5. Sporran (Scotland)
The sporran is an important part of a Scottish male folk outfit. It is a belt-pouch worn with a kilt. The purpose of the sporran is to carry things (since the kilt is pocketless) and to keep the kilt in place. This bag is usually worn in the front, but during running, dancing, driving and other activities the pouch can be turned around the waist to hang on the hip. The sporran is attached to the belt with a help of a leather strap or chain. It can be made from various materials: leather, fur, animal skins, and fabric. The sporrans are usually very fine and embellished with metal decorations, tassels, embossing, etc. Often, men made the sporrans themselves because they wanted unicity.
4. Chuspa or coca bag (Peru)
It is a small woven purse used to carry coca and cocoa leaves in the Andean region. Peruvian textile is world-famous, and the chuspa is a great example of local weaving technique.
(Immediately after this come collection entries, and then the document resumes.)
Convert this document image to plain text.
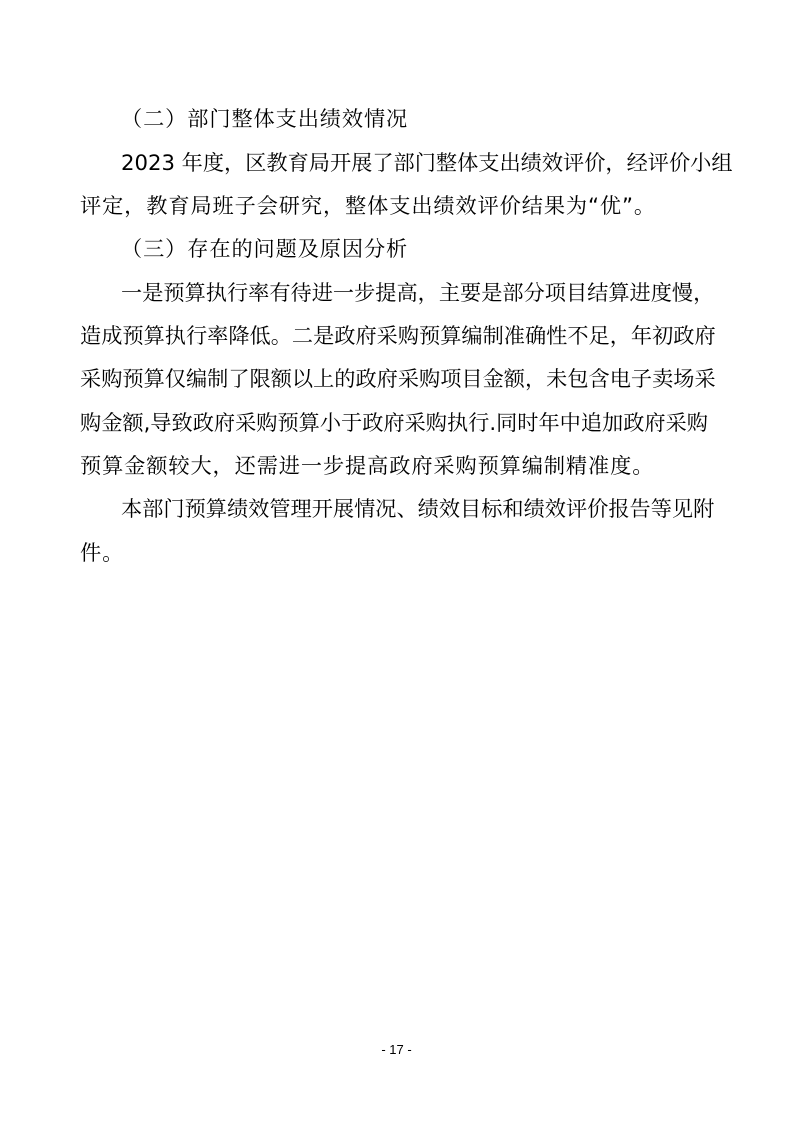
（二）部门整体支出绩效情况
2023 年度，区教育局开展了部门整体支出绩效评价，经评价小组
评定，教育局班子会研究，整体支出绩效评价结果为“优”。
（三）存在的问题及原因分析
一是预算执行率有待进一步提高，主要是部分项目结算进度慢，
造成预算执行率降低。二是政府采购预算编制准确性不足，年初政府
采购预算仅编制了限额以上的政府采购项目金额，未包含电子卖场采
购金额,导致政府采购预算小于政府采购执行.同时年中追加政府采购
预算金额较大，还需进一步提高政府采购预算编制精准度。
本部门预算绩效管理开展情况、绩效目标和绩效评价报告等见附
件。
- 17 -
These bags are used in the Andean region for about 1,500 years. Coca and cocoa leaves are used by locals to reduce hunger and quickly get some energy. Also, the leaves play an important role in the ceremonies. The chuspa bag is usually made from alpaca, llama, vicuña, or guanaco wool. Male pouches have thin neck straps, women’s purses are strapless and worn tucked into the waistband of a skirt. The chuspas are very bright and colorful, decorated with the local traditional patterns, pom-poms, fringes, etc.
3. Yoruba beaded bag (Nigeria)
These bags are made by Yoruba people and often used during ceremonies and rituals. For example, priests and diviners carry their tools in such bags. Yoruba beaded bags are real works of art. The bag is usually thoroughly embellished with tiny beads. Moreover, the beading forms intricate patterns and shapes. The most popular patterns are animals, human and animal faces, geometrical shapes, etc. Yoruba beaded bags usually have shoulder straps; these straps can also be adorned with beading. There are also other embellishments on the bags, like tassels, fringe, knotting, etc.
2. Wayuu bag or mochila (Colombia and Venezuela)
Wayuu bags are made by Wayuu people. The craft of making mochilas is being passed from mother to daughter for hundreds of years. These purses are woven by a crochet. The straps are made by Wayuu men. The patterns and colors are also traditional; the craftswomen know the meaning of every symbol, pattern, and color. Actually, there is an interesting background to the Wayuu bags. Young Wayuu girls start learning how to make mochilas during their first menstrual cycle (in this period, they aren’t allowed to leave their house; for about 6-12 months they contact only with mothers and grandmothers). They are taught everything about the tribal traditions, crafts, and household. Wayuu bags are made and sold to tourists and locals. It helps Wayuu people to earn for living.
1. Pasiking (the Philippines)
It is the traditional Philippine hunter backpack made from the natural materials. The craft of making the pasiking is old and complicated. This construction is intricate and unique; every detail is thought-out. These backpacks are real masterpieces. Every part of the pasiking is woven of bamboo or rattan, including the shoulder straps and the lid. In some cases, the backpack is waterproofed with a help of the fibers of a pineapple plant. Nowadays, this craft is dying out, because modern backpacks factory-produced from synthetic materials became so popular around the world. Filipinos just don’t need to spend so much time on making a bag anymore.